O que se sabe é que a Câmara dos Deputados tem pressa na transformação da proposta em lei. Mesmo porque há o temor de que a delação de 70 executivos da Odebrecht complique a vida de 200 a 400 eleitos de praticamente todas as correntes políticas.
O site O Antagonista disse que, em reunião que avançou pela noite desta quinta-feira (17/11), a delação foi fechada e ela poderá ser divulgada nos próximos dias.
A questão está agora em saber quais as lideranças do Congresso que trabalham para enterrar o assunto. A resposta é simples: praticamente todas, mas nenhuma delas em declarações abertas.

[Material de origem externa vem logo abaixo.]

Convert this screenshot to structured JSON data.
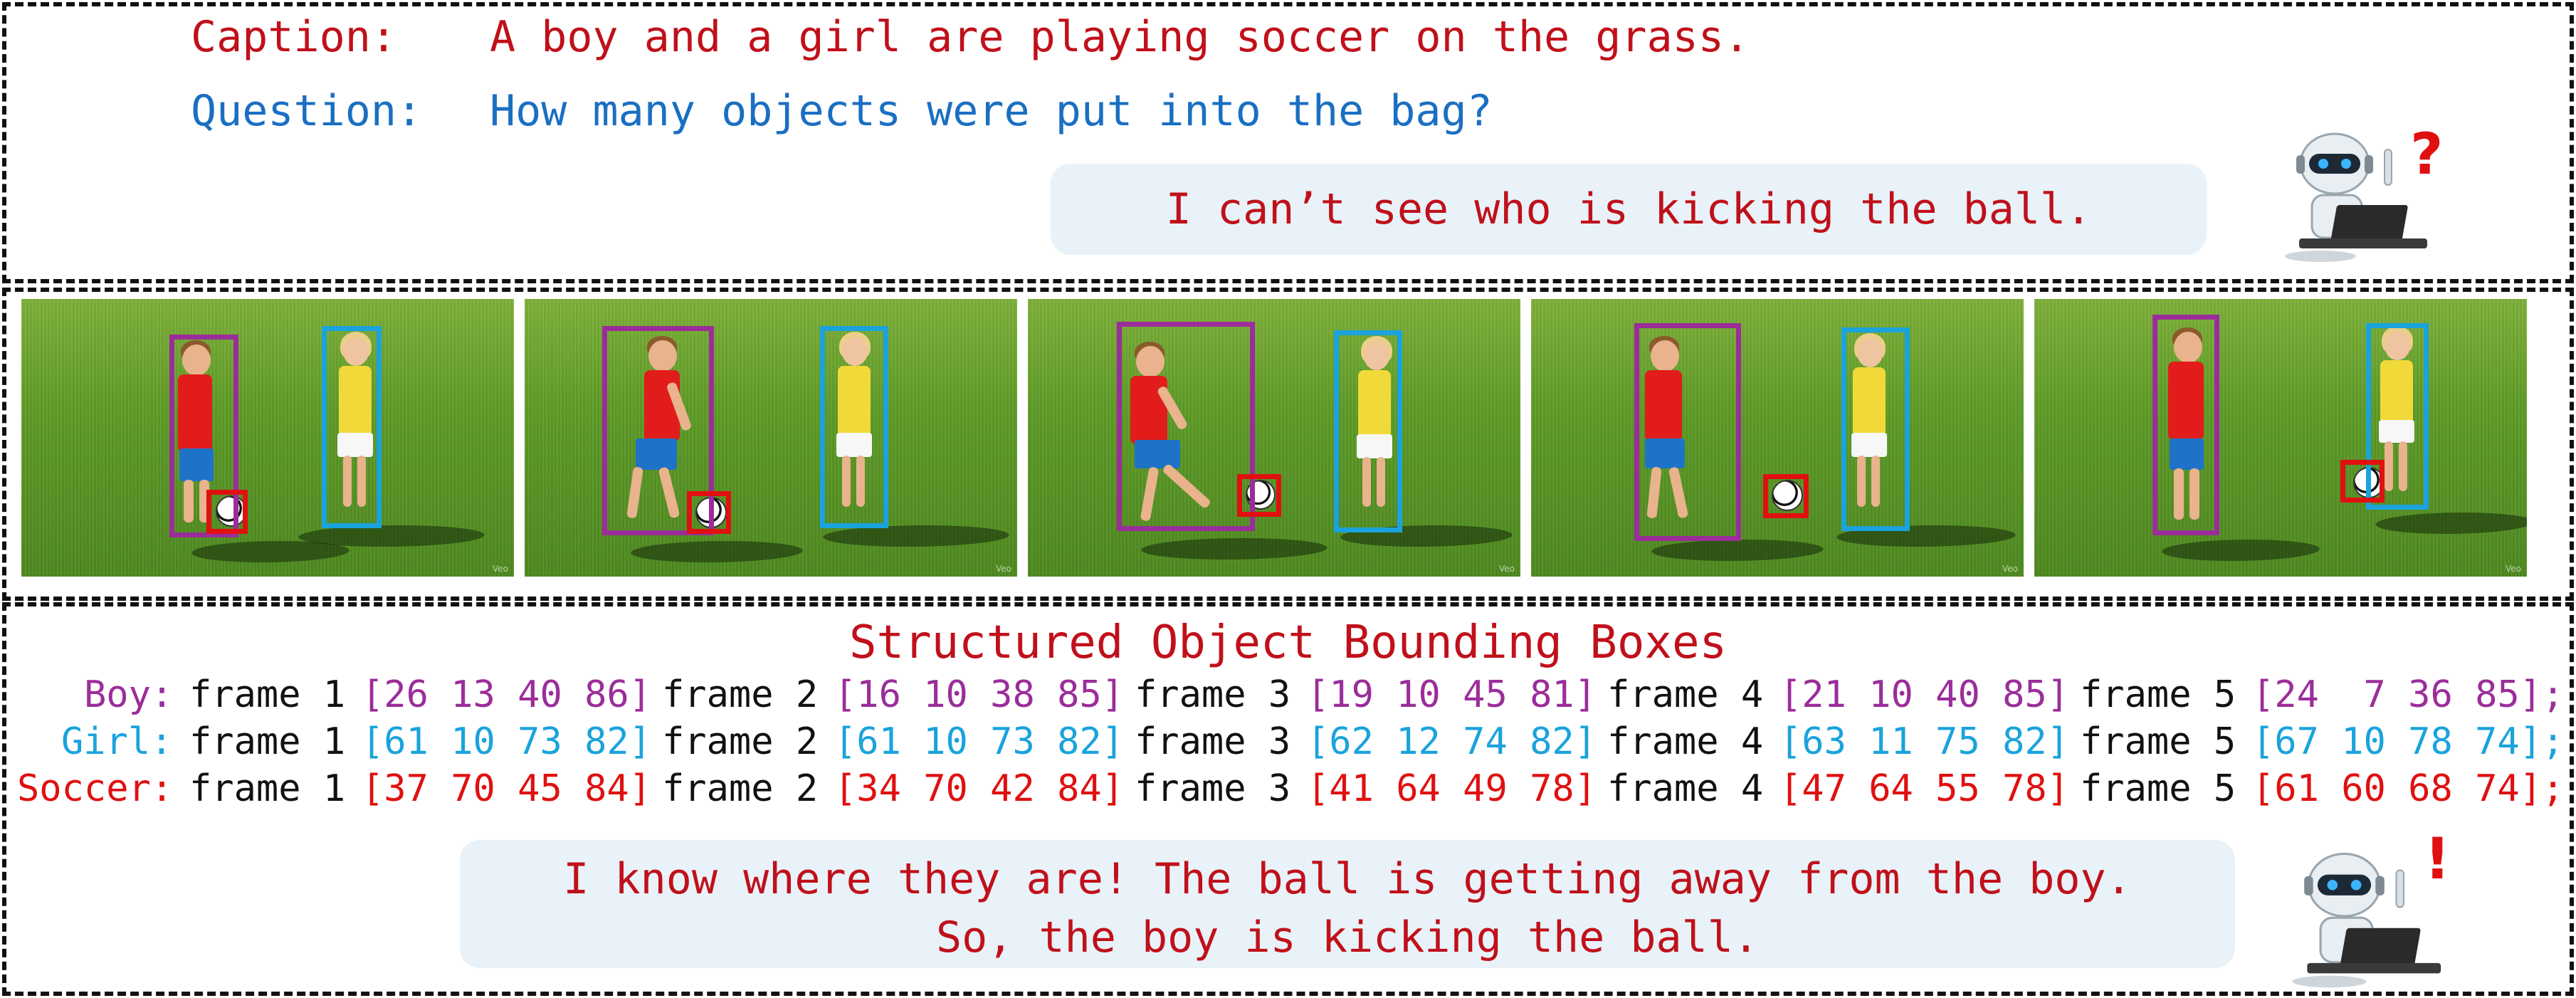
{
  "header": {
    "caption_label": "Caption:",
    "caption_text": "A boy and a girl are playing soccer on the grass.",
    "question_label": "Question:",
    "question_text": "How many objects were put into the bag?"
  },
  "bubbles": {
    "before": "I can’t see who is kicking the ball.",
    "after_line1": "I know where they are! The ball is getting away from the boy.",
    "after_line2": "So, the boy is kicking the ball."
  },
  "marks": {
    "question_mark": "?",
    "exclamation_mark": "!"
  },
  "frames_watermark": "Veo",
  "bbox_title": "Structured Object Bounding Boxes",
  "colors": {
    "boy": "#9b2d9a",
    "girl": "#1aa3dc",
    "soccer": "#e01010",
    "caption": "#c0101a",
    "question": "#1a6fc2"
  },
  "objects": [
    {
      "label": "Boy:",
      "color": "#9b2d9a",
      "frames": [
        {
          "name": "frame 1",
          "box": "[26 13 40 86]"
        },
        {
          "name": "frame 2",
          "box": "[16 10 38 85]"
        },
        {
          "name": "frame 3",
          "box": "[19 10 45 81]"
        },
        {
          "name": "frame 4",
          "box": "[21 10 40 85]"
        },
        {
          "name": "frame 5",
          "box": "[24  7 36 85];"
        }
      ]
    },
    {
      "label": "Girl:",
      "color": "#1aa3dc",
      "frames": [
        {
          "name": "frame 1",
          "box": "[61 10 73 82]"
        },
        {
          "name": "frame 2",
          "box": "[61 10 73 82]"
        },
        {
          "name": "frame 3",
          "box": "[62 12 74 82]"
        },
        {
          "name": "frame 4",
          "box": "[63 11 75 82]"
        },
        {
          "name": "frame 5",
          "box": "[67 10 78 74];"
        }
      ]
    },
    {
      "label": "Soccer:",
      "color": "#e01010",
      "frames": [
        {
          "name": "frame 1",
          "box": "[37 70 45 84]"
        },
        {
          "name": "frame 2",
          "box": "[34 70 42 84]"
        },
        {
          "name": "frame 3",
          "box": "[41 64 49 78]"
        },
        {
          "name": "frame 4",
          "box": "[47 64 55 78]"
        },
        {
          "name": "frame 5",
          "box": "[61 60 68 74];"
        }
      ]
    }
  ]
}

Outra questão consistiria em identificar se os altos escalões do Executivo também estão envolvidos na "operação abafa”. Mais uma vez, ninguém se pronuncia abertamente.
O próprio presidente Michel Temer foi evasivo na última segunda-feira (14/11), em entrevista ao programa Roda Viva.
Indagado se era a favor da anistia ao caixa dois, respondeu que era um assunto do Congresso.
O que é verdade apenas em parte. Como chefe do Executivo, ele tem poder de veto quando é aprovada uma lei – ou uma parte dela – que não é para ele conveniente.
Temer também poderia ter dado declarações mais contundentes, afirmando, por exemplo, que todo crime deve ser punido, e que ele jamais seria conivente com tais manobras.
Não o fez, e, independentemente da posição pessoal que ele tenha, interessa ao Planalto baixar o nervosismo e a temperatura no Congresso, para que tramitem com maior facilidade os temas de interesse do governo.
CABRAL E GAROTINHO
Tudo isso ocorre num período em que os políticos com suspeitas se sentem inseguros. A prisão, nesta semana, de dois ex-governadores do Rio de Janeiro, Anthony Garotinho e Sérgio Cabral, subiu um degrau.
A saber: a Polícia Federal, o Ministério Público e o Judiciário abandonaram uma vez por todas o tabu segundo o qual “em gente lá de cima não se mexe”. José Dirceu e Antonio Palocci que o digam.
Há também a constatação de que não se trata apenas da honrada ousadia de Sérgio Moro. Garotinho foi preso pela Justiça Eleitoral de Campos dos Goitacazes (RJ), e Cabral, além da equipe de Curitiba, teve seu caso instruído por um juiz federal de primeira instância do Rio de Janeiro.